Your horse is tied to a pole!


To the people who tether their horses – just a few questions today! 

When you tie your horse to the pole, how do you think he will feed himself when the green grass beneath turns to mud? Will he dig for the roots to stop the hunger pains or focus on the green fields surrounding him – the ones his rope keeps him from. Imagining what it would like to be there. But you’ll move him to the next pole or maybe bring him hay? What? No hay? You never buy hay? Who has a horse and doesn’t buy hay? And your friend owns the next pole, you say? So, there’s no keeping your horse’s hunger at bay. 
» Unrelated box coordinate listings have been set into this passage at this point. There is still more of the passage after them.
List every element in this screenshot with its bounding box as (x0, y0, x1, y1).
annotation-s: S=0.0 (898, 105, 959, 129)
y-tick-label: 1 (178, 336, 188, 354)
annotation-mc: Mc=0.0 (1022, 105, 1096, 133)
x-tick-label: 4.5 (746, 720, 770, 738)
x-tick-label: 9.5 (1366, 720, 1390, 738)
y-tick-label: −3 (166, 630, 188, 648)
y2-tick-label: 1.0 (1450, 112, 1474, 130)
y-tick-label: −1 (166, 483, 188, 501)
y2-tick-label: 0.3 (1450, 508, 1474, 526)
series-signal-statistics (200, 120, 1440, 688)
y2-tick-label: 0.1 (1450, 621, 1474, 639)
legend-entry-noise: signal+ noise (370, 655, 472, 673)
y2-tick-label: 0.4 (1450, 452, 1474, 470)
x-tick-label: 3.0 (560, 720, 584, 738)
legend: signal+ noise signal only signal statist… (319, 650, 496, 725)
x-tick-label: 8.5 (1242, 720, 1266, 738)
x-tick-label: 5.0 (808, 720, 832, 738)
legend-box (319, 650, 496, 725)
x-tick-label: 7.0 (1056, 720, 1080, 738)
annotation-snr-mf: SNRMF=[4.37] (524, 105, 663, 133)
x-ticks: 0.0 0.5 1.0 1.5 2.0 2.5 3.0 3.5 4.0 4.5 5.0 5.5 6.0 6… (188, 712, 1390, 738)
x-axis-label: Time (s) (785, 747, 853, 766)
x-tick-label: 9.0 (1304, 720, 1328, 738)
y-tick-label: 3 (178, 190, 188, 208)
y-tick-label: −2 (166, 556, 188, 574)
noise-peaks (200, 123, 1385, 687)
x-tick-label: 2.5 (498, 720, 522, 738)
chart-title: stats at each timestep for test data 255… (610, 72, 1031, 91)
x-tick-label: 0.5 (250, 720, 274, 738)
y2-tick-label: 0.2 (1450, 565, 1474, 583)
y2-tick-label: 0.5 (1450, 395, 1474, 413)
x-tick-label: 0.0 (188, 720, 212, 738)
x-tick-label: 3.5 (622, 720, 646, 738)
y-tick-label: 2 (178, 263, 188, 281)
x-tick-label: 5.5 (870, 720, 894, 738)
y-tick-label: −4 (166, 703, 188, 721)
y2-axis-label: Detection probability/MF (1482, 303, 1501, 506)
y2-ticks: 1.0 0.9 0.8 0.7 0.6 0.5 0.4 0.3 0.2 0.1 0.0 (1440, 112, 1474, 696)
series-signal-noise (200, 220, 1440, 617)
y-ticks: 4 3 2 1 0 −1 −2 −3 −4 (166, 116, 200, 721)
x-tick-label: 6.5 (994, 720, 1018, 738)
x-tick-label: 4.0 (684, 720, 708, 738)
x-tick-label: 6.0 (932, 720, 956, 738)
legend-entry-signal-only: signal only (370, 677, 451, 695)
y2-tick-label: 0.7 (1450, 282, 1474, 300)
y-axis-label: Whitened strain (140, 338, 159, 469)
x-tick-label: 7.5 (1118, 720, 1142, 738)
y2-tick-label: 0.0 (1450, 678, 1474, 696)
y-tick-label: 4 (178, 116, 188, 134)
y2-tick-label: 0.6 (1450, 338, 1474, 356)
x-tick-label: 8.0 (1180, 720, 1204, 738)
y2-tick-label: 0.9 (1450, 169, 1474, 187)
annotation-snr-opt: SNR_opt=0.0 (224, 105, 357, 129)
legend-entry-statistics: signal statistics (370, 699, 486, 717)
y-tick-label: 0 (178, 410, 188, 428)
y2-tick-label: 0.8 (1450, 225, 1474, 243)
When you tie your horse to the pole, where do you think he will find water – hardly from the bucket you might bring once a day that he kicks over straight away. What? You don’t even bring water so no chance of that. Well, that’s one problem solved, you’d never do that! 

When you tie your horse to a pole? How do you think they will run and roll. Oh, I hear you, there is a few feet in that rope. He can run so far – to a standstill of course-back and forth. Sorry, of course your horse doesn’t like to roll. He doesn’t need much you said! But isn’t he 16 hands, tied to a pole, with not only not much but nothing at all. 

When you tie your horse to the pole and lie in bed at night, do you think of the fraying rope severing his legs every time he tries to reach that last bit of grass? What? Oh, you like him lean. Doesn’t that make sense, no grass in his mouth and no fat on his back. Lean and mean, just what you want. 

When you tie your horse to a pole? I’m curious to know, what do you say to yourself when your lovely tall horse is dead – tied to a pole? Oh, I hear you, you tie another horse to another pole, but you make the rope a bit shorter, just in case. You’re taking no chances this time. And what about your dead horse? Right, not your problem. It’s not your land after all. 

When you tie your horse to a pole – I thought you might like to know that it maybe a rope to you but a noose to someone who knows.